As mulheres têm recorrido menos à pílula do dia seguinte desde Julho do ano passado, altura em que foi despenalizada a interrupção voluntária da gravidez. De acordo com dados da consultora IMS Health, no último semestre de 2007 venderam-se menos sete mil embalagens do fármaco de emergência do que em 2006, o que indica que, pela primeira vez em Portugal, o consumo de pílula do dia seguinte diminuiu, contrariando a tendência dos últimos quatro anos.

Entre Janeiro e Julho de 2007 venderam-se 106.862 caixas. Por outro lado, entre Julho e Dezembro o número desceu para 99.846, uma descida de 7%, de acordo com os números da IMS Health.

Segundo o médico psiquiatra Luís Marques, fundador da Associação de Defesa e Apoio da Vida (ADAV) em Coimbra, pode não existir uma relação de causa-efeito entre a despenalização da interrupção voluntária da gravidez e a diminuição do consumo da pílula do dia seguinte, uma vez que “quem acha que não tem condições para manter a gravidez toma primeiro a pílula do dia seguinte e depois, se esta falhar, procura o aborto”. “Estas duas abordagens não são mutuamente exclusivas. São exemplos da mesma mentalidade, passíveis de uso em momentos diferentes”, afirma o clínico em declarações ao JPN.

O médico refere também que estudos realizados noutros países indicam que “as mulheres que usam a pílula do dia seguinte são aquelas que maior probabilidade têm de vir a fazer um aborto”.

Descida insignificante

Sara Ferreira, interna da associação Médicos Pela Escolha afirma que “o facto de o aborto ter sido despenalizado pode fazer com que as mulheres não tenham medo de falar com os médicos”, o que em parte pode explicar o decréscimo da venda da pílula. No entanto, “a descida é muito pequena” para serem retiradas conclusões.

Joana Almeida, psicóloga e terapeuta sexual, também da associação Médicos Pela Escolha diz que não é possível determinar em concreto as causas da diminuição do consumo da pílula do dia seguinte, uma vez que pela “diminuição da venda de caixas não se pode dizer se houve uma diminuição do uso”, já que os dados numéricos não permitem “falar de muitos comportamentos de muitas pessoas”. Para a psicóloga “seria preciso analisar caso a caso”.

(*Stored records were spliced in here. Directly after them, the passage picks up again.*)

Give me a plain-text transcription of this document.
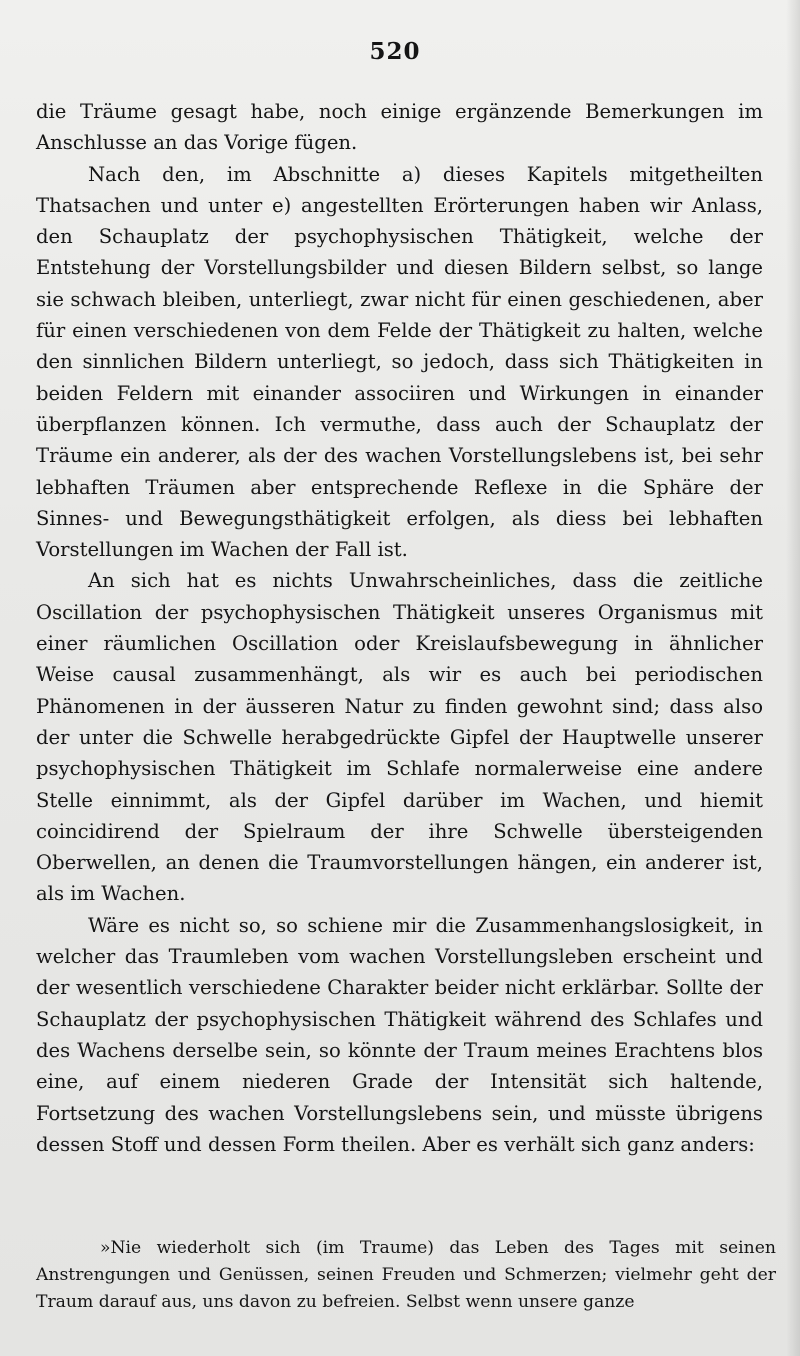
520

die Träume gesagt habe, noch einige ergänzende Bemerkungen im Anschlusse an das Vorige fügen.

Nach den, im Abschnitte a) dieses Kapitels mitgetheilten Thatsachen und unter e) angestellten Erörterungen haben wir Anlass, den Schauplatz der psychophysischen Thätigkeit, welche der Entstehung der Vorstellungsbilder und diesen Bildern selbst, so lange sie schwach bleiben, unterliegt, zwar nicht für einen geschiedenen, aber für einen verschiedenen von dem Felde der Thätigkeit zu halten, welche den sinnlichen Bildern unterliegt, so jedoch, dass sich Thätigkeiten in beiden Feldern mit einander associiren und Wirkungen in einander überpflanzen können. Ich vermuthe, dass auch der Schauplatz der Träume ein anderer, als der des wachen Vorstellungslebens ist, bei sehr lebhaften Träumen aber entsprechende Reflexe in die Sphäre der Sinnes- und Bewegungsthätigkeit erfolgen, als diess bei lebhaften Vorstellungen im Wachen der Fall ist.

An sich hat es nichts Unwahrscheinliches, dass die zeitliche Oscillation der psychophysischen Thätigkeit unseres Organismus mit einer räumlichen Oscillation oder Kreislaufsbewegung in ähnlicher Weise causal zusammenhängt, als wir es auch bei periodischen Phänomenen in der äusseren Natur zu finden gewohnt sind; dass also der unter die Schwelle herabgedrückte Gipfel der Hauptwelle unserer psychophysischen Thätigkeit im Schlafe normalerweise eine andere Stelle einnimmt, als der Gipfel darüber im Wachen, und hiemit coincidirend der Spielraum der ihre Schwelle übersteigenden Oberwellen, an denen die Traumvorstellungen hängen, ein anderer ist, als im Wachen.

Wäre es nicht so, so schiene mir die Zusammenhangslosigkeit, in welcher das Traumleben vom wachen Vorstellungsleben erscheint und der wesentlich verschiedene Charakter beider nicht erklärbar. Sollte der Schauplatz der psychophysischen Thätigkeit während des Schlafes und des Wachens derselbe sein, so könnte der Traum meines Erachtens blos eine, auf einem niederen Grade der Intensität sich haltende, Fortsetzung des wachen Vorstellungslebens sein, und müsste übrigens dessen Stoff und dessen Form theilen. Aber es verhält sich ganz anders:

»Nie wiederholt sich (im Traume) das Leben des Tages mit seinen Anstrengungen und Genüssen, seinen Freuden und Schmerzen; vielmehr geht der Traum darauf aus, uns davon zu befreien. Selbst wenn unsere ganze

Em declarações ao JPN, a psicóloga refere, ainda, que no ano passado “fez-se muito alarido” por se achar que existe um consumo muito elevado de pílula do dia seguinte, mas que há “poucos estudos e os que há não são representativos de toda a população”. Além disso, diz Joana Almeida, Portugal não tem “uma educação sexual implementada nas escolas” e que, para muitos, a “sexualidade é ainda um tabu”.

Apenas como emergência

Sara Ferreira sublinha que a pílula do dia seguinte deve apenas ser utilizada “em caso de emergência”. “Não deve ser utilizada todas as vezes que as pessoas têm relações sexuais não protegidas”, uma vez que o uso abusivo “aumenta o risco de vasoconstrição e de cancro da mama”. A interna dos Médicos Pela Escolha salienta ainda que “uma pílula do dia seguinte equivale a 15 normais”.

“No geral, as pessoas não estão bem informadas. Tem de haver um esforço combinado e conjunto” porque há “vários mal-entendidos, falhas de informação”, explica Sara Ferreira.

Luís Marques diz que é “sempre possível melhorar a informação e a formação das pessoas” e que “as mulheres precisam de conhecer as alternativas de apoio à gravidez, de receber o acompanhamento e o aconselhamento que lhes permita superar as dificuldades que enfrentam, precisam de saber que existem soluções para os seus problemas”.